Un titre qui sort des sentiers battus et attire l’attention, une illustration magnifique d’Anouck Faure, un récit original.



« Acteur, il invitait des personnages dans son corps. Marionnettiste, il devait injecter dans le tissu et les bois des poupées ces autres personnages. Il restait lui-même, bien trop solidement : l’oiseau qu’était son esprit chagrin se débattant dans la cage de son squelette. »
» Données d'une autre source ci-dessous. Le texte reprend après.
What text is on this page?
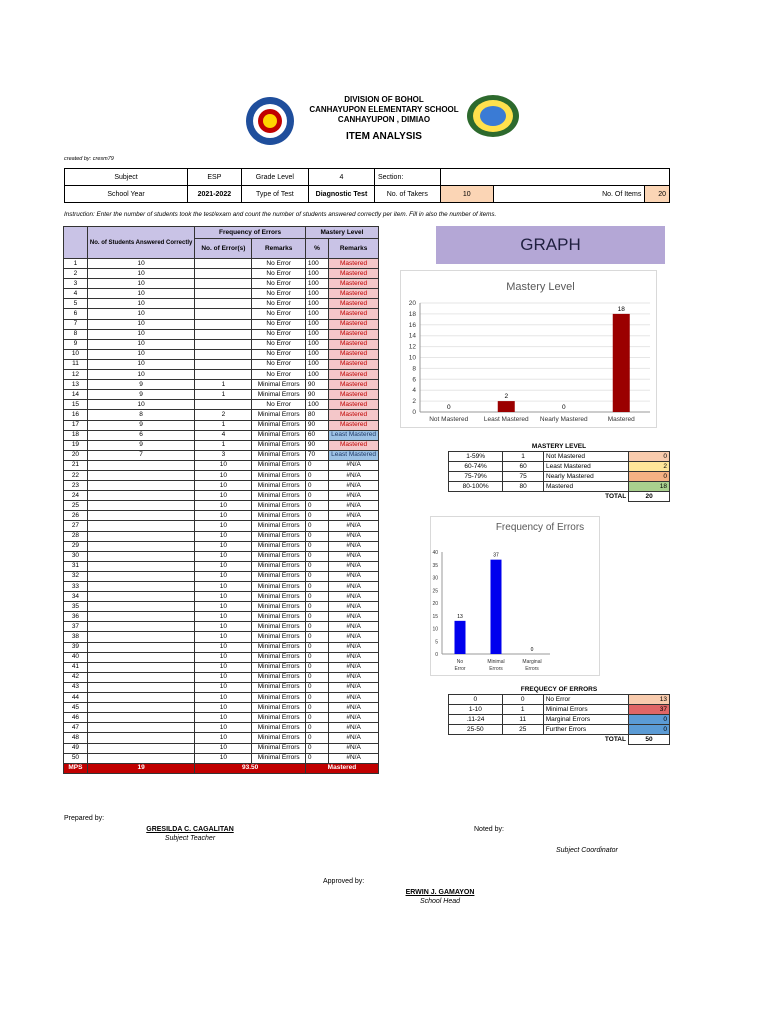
DIVISION OF BOHOL
CANHAYUPON ELEMENTARY SCHOOL
CANHAYUPON , DIMIAO
ITEM ANALYSIS
created by: cresm79
Subject	ESP	Grade Level	4	Section:			
School Year	2021-2022	Type of Test	Diagnostic Test	No. of Takers	10	No. Of Items	20
Instruction: Enter the number of students took the test/exam and count the number of students answered correctly per item. Fill in also the number of items.
	No. of Students Answered Correctly	Frequency of Errors		Mastery Level	
		No. of Error(s)	Remarks	%	Remarks
1	10		No Error	100	Mastered
2	10		No Error	100	Mastered
3	10		No Error	100	Mastered
4	10		No Error	100	Mastered
5	10		No Error	100	Mastered
6	10		No Error	100	Mastered
7	10		No Error	100	Mastered
8	10		No Error	100	Mastered
9	10		No Error	100	Mastered
10	10		No Error	100	Mastered
11	10		No Error	100	Mastered
12	10		No Error	100	Mastered
13	9	1	Minimal Errors	90	Mastered
14	9	1	Minimal Errors	90	Mastered
15	10		No Error	100	Mastered
16	8	2	Minimal Errors	80	Mastered
17	9	1	Minimal Errors	90	Mastered
18	6	4	Minimal Errors	60	Least Mastered
19	9	1	Minimal Errors	90	Mastered
20	7	3	Minimal Errors	70	Least Mastered
21		10	Minimal Errors	0	#N/A
22		10	Minimal Errors	0	#N/A
23		10	Minimal Errors	0	#N/A
24		10	Minimal Errors	0	#N/A
25		10	Minimal Errors	0	#N/A
26		10	Minimal Errors	0	#N/A
27		10	Minimal Errors	0	#N/A
28		10	Minimal Errors	0	#N/A
29		10	Minimal Errors	0	#N/A
30		10	Minimal Errors	0	#N/A
31		10	Minimal Errors	0	#N/A
32		10	Minimal Errors	0	#N/A
33		10	Minimal Errors	0	#N/A
34		10	Minimal Errors	0	#N/A
35		10	Minimal Errors	0	#N/A
36		10	Minimal Errors	0	#N/A
37		10	Minimal Errors	0	#N/A
38		10	Minimal Errors	0	#N/A
39		10	Minimal Errors	0	#N/A
40		10	Minimal Errors	0	#N/A
41		10	Minimal Errors	0	#N/A
42		10	Minimal Errors	0	#N/A
43		10	Minimal Errors	0	#N/A
44		10	Minimal Errors	0	#N/A
45		10	Minimal Errors	0	#N/A
46		10	Minimal Errors	0	#N/A
47		10	Minimal Errors	0	#N/A
48		10	Minimal Errors	0	#N/A
49		10	Minimal Errors	0	#N/A
50		10	Minimal Errors	0	#N/A
MPS	19	93.50		Mastered	
GRAPH
Mastery Level
0
2
4
6
8
10
12
14
16
18
20
0
Not Mastered
2
Least Mastered
0
Nearly Mastered
18
Mastered
MASTERY LEVEL			
1-59%	1	Not Mastered	0
60-74%	60	Least Mastered	2
75-79%	75	Nearly Mastered	0
80-100%	80	Mastered	18
		TOTAL	20
Frequency of Errors
0
5
10
15
20
25
30
35
40
13
No
Error
37
Minimal
Errors
0
Marginal
Errors
FREQUECY OF ERRORS			
0	0	No Error	13
1-10	1	Minimal Errors	37
.11-24	11	Marginal Errors	0
25-50	25	Further Errors	0
		TOTAL	50
Prepared by:
GRESILDA C. CAGALITAN
Subject Teacher
Noted by:
Subject Coordinator
Approved by:
ERWIN J. GAMAYON
School Head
Les États-Unis, de nos jours. Ayant très tôt opté pour le vagabondage et la liberté, un jeune homme erre de ville en ville, d’état en état. En compagnie d’Enjoliveuse, une chatte noire qui le suit partout, il mène une existence pour moitié de vagabond du rail, pour moitié de forain. Individualiste et lunatique, doté d’une aptitude formidable à l’imitation, il est à la fois bateleur et escroc, à la fois artiste et voleur. Véritable caméléon humain, il est capable de se transformer en n’importe quelle personne croisée quelques instants auparavant, membre de son public ou simple passant. Des capacités qui pourraient apparaître surnaturelles si elles étaient capables de le mettre entièrement à l’abri des poursuites de ses victimes, ce qui n’est pas toujours le cas. Voilà pourquoi il est sans cesse en mouvement, voilà pourquoi il évite de retourner sur les lieux de ses frasques et de ses méfaits. Mais, bientôt, il sera poursuivi par quelque chose de bien plus dangereux qu’une simple dupe, par quelque chose qui pourrait exiger bien plus que de simples sommes d’argent.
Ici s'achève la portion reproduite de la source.